I’m new to Unity and Tiled in a whole. I’ve successfully exported a map into unity, all’s dandy, but i’m trying to make a night scene so i’d need lighting.
I’ve read somewhere that you need to add a material with a Sprite/Diffuse shader, but I have absolutely no clue where to exactly add it. I have a few layers on the map, but haven’t found the right component to add the material to. It either screws up the tile or doesn’t work.
Hi Alon, this is a better question for the Unity forums but you you won’t be adding a material, instead you will edit the material on the layer(s) on the prefab to use the shader of your choice.
Problem is, when i change the material that comes with Tiled2Unity, the tiles don’t snap and I get this very weird artifact of black lines showing on the tile borders. So ultimately, I have to choose between the two.
I hope you have an insight about this and could shed some light about what to do with it.
Yes, those seams you are getting a common in Unity for some reason when you are using lighting. Very annoying.
The very best to combat that is to re-author your tiles in this kind of way (assuming you have 32x32 pixel tiles):
Make each tile 34x34 instead (adding a row/column of pixels to each side)
Have the top row of pixels the same as the pixels that come below it (on the source tile)
Have the bottom row of pixels the same as the pixels above it
Have the left column of pixels the same as those on the right
Have the right column of pixels the same as those on the left
Change your tileset properties so that there is a margin of 1 pixel around each tile. (This way, your tiles are still 32x32 in the tileset, but 34x34 in the texture)

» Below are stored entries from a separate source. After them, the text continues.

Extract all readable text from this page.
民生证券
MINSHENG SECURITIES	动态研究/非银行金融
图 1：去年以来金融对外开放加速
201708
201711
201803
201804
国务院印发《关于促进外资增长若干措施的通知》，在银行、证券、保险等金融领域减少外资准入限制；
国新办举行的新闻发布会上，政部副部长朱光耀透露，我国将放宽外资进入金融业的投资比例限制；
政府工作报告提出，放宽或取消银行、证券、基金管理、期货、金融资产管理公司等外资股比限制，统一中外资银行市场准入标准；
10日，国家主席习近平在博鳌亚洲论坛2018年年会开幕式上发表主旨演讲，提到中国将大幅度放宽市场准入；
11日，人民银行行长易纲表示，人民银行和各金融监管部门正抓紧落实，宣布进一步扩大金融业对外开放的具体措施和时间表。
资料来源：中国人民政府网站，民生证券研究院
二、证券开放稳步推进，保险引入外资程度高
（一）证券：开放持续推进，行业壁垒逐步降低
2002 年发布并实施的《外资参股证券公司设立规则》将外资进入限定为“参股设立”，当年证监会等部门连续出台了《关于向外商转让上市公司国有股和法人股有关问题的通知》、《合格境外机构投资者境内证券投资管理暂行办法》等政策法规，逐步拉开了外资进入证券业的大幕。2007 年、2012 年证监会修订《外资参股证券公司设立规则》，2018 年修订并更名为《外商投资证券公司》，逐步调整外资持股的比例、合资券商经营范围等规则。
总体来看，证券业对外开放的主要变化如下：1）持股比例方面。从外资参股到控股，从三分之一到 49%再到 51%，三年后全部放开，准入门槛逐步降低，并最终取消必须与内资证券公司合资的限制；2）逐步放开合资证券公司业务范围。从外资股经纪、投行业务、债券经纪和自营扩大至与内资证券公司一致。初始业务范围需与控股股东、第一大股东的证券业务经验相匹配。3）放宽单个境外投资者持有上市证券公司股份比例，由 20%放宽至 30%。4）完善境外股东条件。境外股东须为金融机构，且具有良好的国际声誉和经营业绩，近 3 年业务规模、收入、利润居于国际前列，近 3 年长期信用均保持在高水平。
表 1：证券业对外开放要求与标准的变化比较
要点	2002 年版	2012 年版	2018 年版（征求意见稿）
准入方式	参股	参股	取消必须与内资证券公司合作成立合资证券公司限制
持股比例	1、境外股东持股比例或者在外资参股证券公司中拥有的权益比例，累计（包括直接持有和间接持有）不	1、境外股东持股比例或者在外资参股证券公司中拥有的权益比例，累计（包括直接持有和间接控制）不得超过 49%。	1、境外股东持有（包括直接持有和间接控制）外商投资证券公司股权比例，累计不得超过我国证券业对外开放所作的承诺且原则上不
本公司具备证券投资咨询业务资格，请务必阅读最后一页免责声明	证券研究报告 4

What you are doing here is making up for the Unity texture sampler going out of bounds due to mathematical precision errors. In this case, should the texture sampler pick a texel “just outside” your tile then it will end up picking the same pixel that comes before it – if that makes sense. (If you look up “seams” and “texture sampling” on the internets you’ll get a better explanation.)
If you have a lot of tiles on a texture you can use a GIMP pluging called Gutter that should automate the process of adding a pixel boundary around each tile.
this post might be old and your problem seems to already have been solved but after I fixed the material and got those lines in-between each tile, I fixed that by going to Edit>Project Settings>Quality, and turning anti-aliasing off, I’m not sure if this process is easier than the GIMP process but this one works for me and I can’t really see a drop in quality. GamesPlusJames (youtube) taught me that.